Experimental data in Particle and Nuclear physics, Particle Astrophysics and Radiation Protection Dosimetry are obtained from experimental facilities comprising a complex array of sensors, electronics and software. Computer simulation is used to study the measurement process. Probability Density Functions (PDFs) of measured physical parameters deviate from true PDFs due to resolution, bias, and efficiency effects. Good estimates of the true PDF are necessary for testing theoretical models, comparing results from different experiments, and combining results from various research endeavors. In the article, the histogram method is employed to estimate both the measured and true PDFs. The binning of histograms is determined using the K-means clustering algorithm. The true PDF is estimated through the maximization of the likelihood function with entropy regularization, utilizing a non-linear optimization algorithm specially designed for this purpose. The accuracy of the results is assessed using the Mean Integrated Square Error. To determine the optimal value for the regularization parameter, a bootstrap method is applied. Additionally, a mathematical model of the measurement system is formulated using system identification methods. This approach enhances the robustness and precision of the estimation process, providing a more reliable analysis of the system's characteristics.
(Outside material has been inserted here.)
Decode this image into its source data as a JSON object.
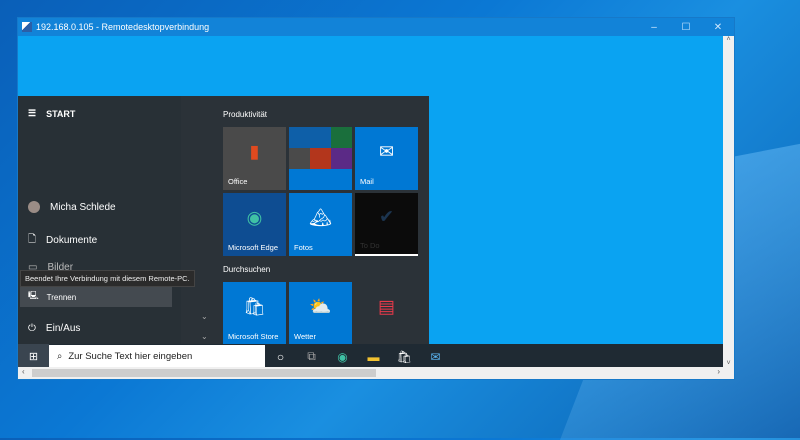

翻译：粒子与核物理、粒子天体物理以及辐射防护剂量学中的实验数据，均来源于包含复杂传感器阵列、电子设备与软件系统的实验装置。计算机模拟被用于研究测量过程。由于分辨率、偏差及效率效应的影响，被测物理参数的概率密度函数（PDF）会偏离真实PDF。获取真实PDF的准确估计对于检验理论模型、比较不同实验的结果以及整合各类研究工作的成果至关重要。本文采用直方图方法对测量PDF与真实PDF进行估计。直方图的分箱方案通过K-means聚类算法确定。真实PDF的估计通过最大化经过熵正则化的似然函数实现，该过程采用专门设计的非线性优化算法完成。结果的准确性通过均方积分误差进行评估。为确定正则化参数的最优值，采用了自助法。此外，利用系统辨识方法建立了测量系统的数学模型。该方法增强了估计过程的鲁棒性与精确性，为系统特性提供了更可靠的分析。